At the beginning of May 2019 I started on the third draft, taking into consideration everything my editor had pointed out. It was a long and laborious process. When an editor does their first review they don’t say, “this is wrong, that is miss-spelled or you should cut this.” In the first review of the text they point to themes and story arcs that need improvement. This makes things complicated. The editor is invariably right, but the implementation can be far from easy. Say the editor tells you that the mood of one story arc is wrong. To change that ‘mood’ it might require a re-write of multiple passages. Couple that together with the fact that the editor will express concerns with nearly every aspect of the book, and that leads to some very complicated re-writes.

It took nearly five months to pull it all together in draft three. This was not helped by being busy at the time with my ‘day job’. Anyway, by the beginning of September I had a draft I was confident could move on to the next process. It was also with a sad heart, I realised I had missed my self-imposed deadline. Book two had failed to launch within the year. Brushing that disappointment aside, I sent my latest draft off for copy edit. This is the edit where all the spelling, punctuation and formatting errors are picked up. It’s also a last chance to see if I had got the story right. It always amazes me how many errors I can get into my writing. I won’t embarrass myself by revealing the number but it’s an awful lot.

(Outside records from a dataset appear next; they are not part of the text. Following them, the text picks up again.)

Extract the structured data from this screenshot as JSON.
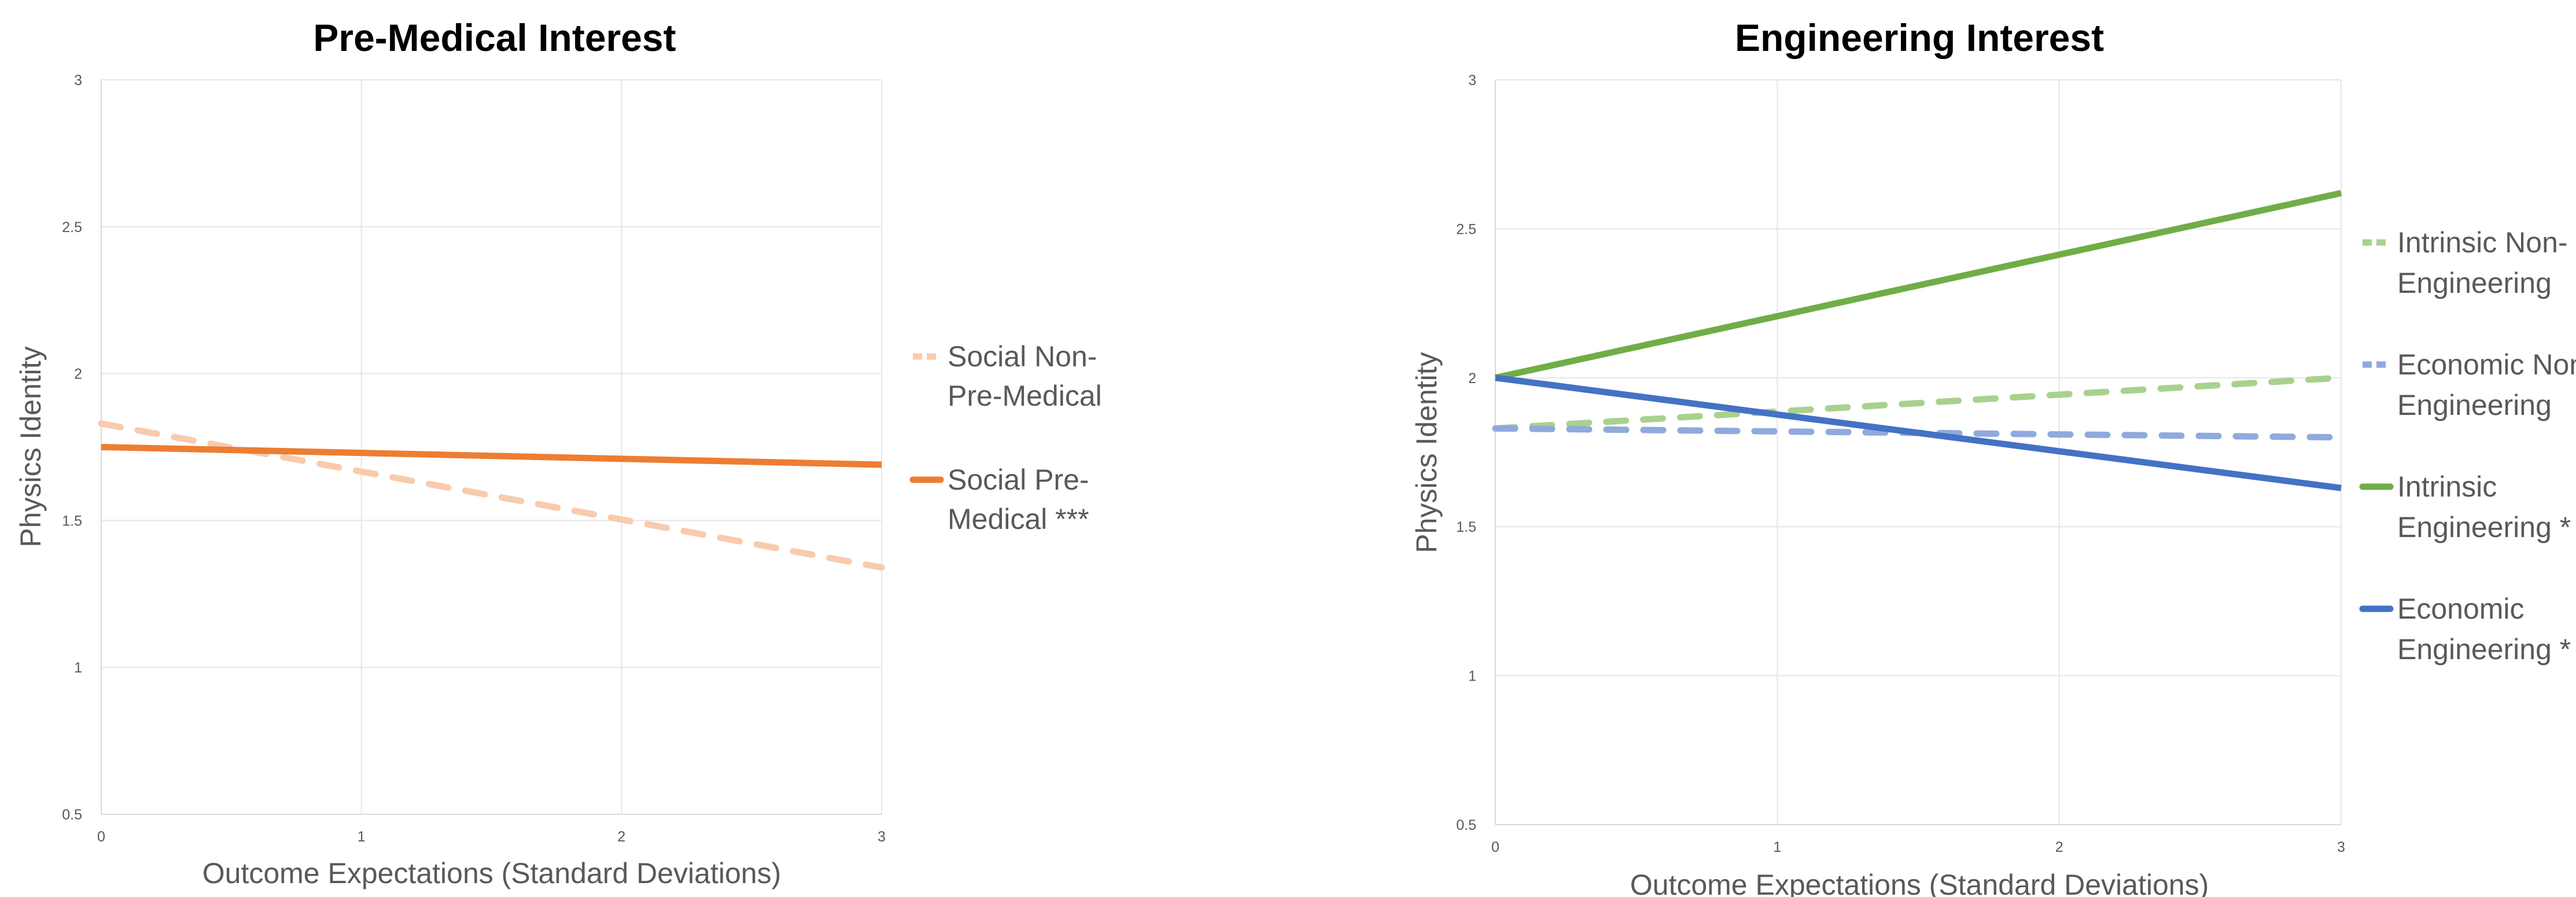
{
  "chart_data": [
    {
      "type": "line",
      "title": "Pre-Medical Interest",
      "xlabel": "Outcome Expectations (Standard Deviations)",
      "ylabel": "Physics Identity",
      "xlim": [
        0,
        3
      ],
      "ylim": [
        0.5,
        3
      ],
      "xticks": [
        "0",
        "1",
        "2",
        "3"
      ],
      "yticks": [
        "0.5",
        "1",
        "1.5",
        "2",
        "2.5",
        "3"
      ],
      "grid": true,
      "legend_position": "right",
      "series": [
        {
          "name": "Social Non-Pre-Medical",
          "legend_lines": [
            "Social Non-",
            "Pre-Medical"
          ],
          "color": "#f8cbad",
          "style": "dashed",
          "x": [
            0,
            3
          ],
          "y": [
            1.83,
            1.34
          ]
        },
        {
          "name": "Social Pre-Medical ***",
          "legend_lines": [
            "Social Pre-",
            "Medical ***"
          ],
          "color": "#ed7d31",
          "style": "solid",
          "x": [
            0,
            3
          ],
          "y": [
            1.75,
            1.69
          ]
        }
      ]
    },
    {
      "type": "line",
      "title": "Engineering Interest",
      "xlabel": "Outcome Expectations (Standard Deviations)",
      "ylabel": "Physics Identity",
      "xlim": [
        0,
        3
      ],
      "ylim": [
        0.5,
        3
      ],
      "xticks": [
        "0",
        "1",
        "2",
        "3"
      ],
      "yticks": [
        "0.5",
        "1",
        "1.5",
        "2",
        "2.5",
        "3"
      ],
      "grid": true,
      "legend_position": "right",
      "series": [
        {
          "name": "Intrinsic Non-Engineering",
          "legend_lines": [
            "Intrinsic Non-",
            "Engineering"
          ],
          "color": "#a9d18e",
          "style": "dashed",
          "x": [
            0,
            3
          ],
          "y": [
            1.83,
            2.0
          ]
        },
        {
          "name": "Economic Non-Engineering",
          "legend_lines": [
            "Economic Non-",
            "Engineering"
          ],
          "color": "#8faadc",
          "style": "dashed",
          "x": [
            0,
            3
          ],
          "y": [
            1.83,
            1.8
          ]
        },
        {
          "name": "Intrinsic Engineering *",
          "legend_lines": [
            "Intrinsic",
            "Engineering *"
          ],
          "color": "#70ad47",
          "style": "solid",
          "x": [
            0,
            3
          ],
          "y": [
            2.0,
            2.62
          ]
        },
        {
          "name": "Economic Engineering *",
          "legend_lines": [
            "Economic",
            "Engineering *"
          ],
          "color": "#4472c4",
          "style": "solid",
          "x": [
            0,
            3
          ],
          "y": [
            2.0,
            1.63
          ]
        }
      ]
    }
  ]
}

Dyslexia aside, it seems I have a blind spot for commas. Several weeks ensued as I put right all the horrendous errors listed by my editor. (For those who are interested, the final error was a semi-colon instead of a colon on the final page. Now there’s detail you don’t get from most writers). Anyway, with that last correction done, book two had arrived at its final draft.

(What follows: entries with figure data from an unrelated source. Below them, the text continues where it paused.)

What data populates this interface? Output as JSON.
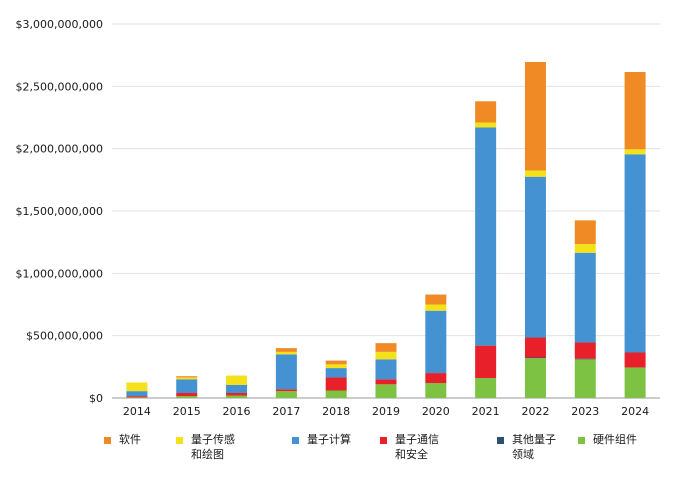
{
  "chart_data": {
    "type": "bar",
    "stacked": true,
    "categories": [
      "2014",
      "2015",
      "2016",
      "2017",
      "2018",
      "2019",
      "2020",
      "2021",
      "2022",
      "2023",
      "2024"
    ],
    "series": [
      {
        "name": "硬件组件",
        "color": "#7dc242",
        "values": [
          5000000,
          15000000,
          20000000,
          55000000,
          60000000,
          110000000,
          120000000,
          160000000,
          320000000,
          310000000,
          245000000
        ]
      },
      {
        "name": "其他量子领域",
        "color": "#2f4f6f",
        "values": [
          0,
          0,
          0,
          0,
          0,
          0,
          0,
          0,
          5000000,
          5000000,
          0
        ]
      },
      {
        "name": "量子通信和安全",
        "color": "#e8202a",
        "values": [
          10000000,
          25000000,
          20000000,
          15000000,
          105000000,
          40000000,
          80000000,
          260000000,
          160000000,
          130000000,
          120000000
        ]
      },
      {
        "name": "量子计算",
        "color": "#4492d1",
        "values": [
          40000000,
          110000000,
          65000000,
          280000000,
          75000000,
          160000000,
          500000000,
          1750000000,
          1290000000,
          720000000,
          1590000000
        ]
      },
      {
        "name": "量子传感和绘图",
        "color": "#f5e11a",
        "values": [
          70000000,
          15000000,
          75000000,
          20000000,
          30000000,
          60000000,
          50000000,
          40000000,
          50000000,
          70000000,
          40000000
        ]
      },
      {
        "name": "软件",
        "color": "#f08a24",
        "values": [
          0,
          10000000,
          0,
          30000000,
          30000000,
          70000000,
          80000000,
          170000000,
          870000000,
          190000000,
          620000000
        ]
      }
    ],
    "ylim": [
      0,
      3000000000
    ],
    "yticks": [
      0,
      500000000,
      1000000000,
      1500000000,
      2000000000,
      2500000000,
      3000000000
    ],
    "ytick_labels": [
      "$0",
      "$500,000,000",
      "$1,000,000,000",
      "$1,500,000,000",
      "$2,000,000,000",
      "$2,500,000,000",
      "$3,000,000,000"
    ],
    "grid": true,
    "legend_position": "bottom"
  },
  "legend": {
    "items": [
      {
        "label": "软件",
        "color": "#f08a24"
      },
      {
        "label": "量子传感\n和绘图",
        "color": "#f5e11a"
      },
      {
        "label": "量子计算",
        "color": "#4492d1"
      },
      {
        "label": "量子通信\n和安全",
        "color": "#e8202a"
      },
      {
        "label": "其他量子\n领域",
        "color": "#2f4f6f"
      },
      {
        "label": "硬件组件",
        "color": "#7dc242"
      }
    ]
  }
}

The rest should be easy, you say. Surely it’s just a simple process of uploading to Amazon. Oh, how I wish it were. This is always the process I hate the most. It’s difficult, time consuming and nerve wracking. Everything comes down to these couple of web pages where you enter all the details about your book. Get it wrong and everything is laid bare for the world to see. Can you imagine the horror of accidentally publishing the wrong draft? I have nightmares about that. Last year with Havoc, it took several months to build the book in Adobe Indesign and then lay it out correctly for Amazon’s uploader. Knowledge is a wonderful thing, they say. With that memory in mind, I decided to go a different path. I had Scrivener. It could take up the heavy lifting that Indesign did for Havoc. Although it was another learning curve, Scrivener’s was far shallower. With its help, it took only a couple of days to arrive at versions for the eBook and Paperback. The cover design was a similar experience to last year. i.e. It didn’t fit. It wasn’t even close. But with the experience of last year, I quickly resolved the error inside a day. All in all, the manuscript and artwork were uploaded and accepted in about four days.

Anyway, what this post has been leading up to is, drum roll please:

Blast: Merry Hell Book Two

has landed; it’s finished. Done, dusted, finito. It’s online and available to buy from Amazon now! I would like to thank Joanna, Cristina, Toby and Stuart for helping it come to life. I’d also like to thank the encouragement of my family and friends who said some very nice things, even though they weren’t being paid to. In the end, it took me slightly less than a year and two months, from start to finish. It’s been quite a ride and I’m rather proud of the out come. See for yourself … and order a copy today.

Writing truly is a great deal of fun - even if I do moan about it all the time.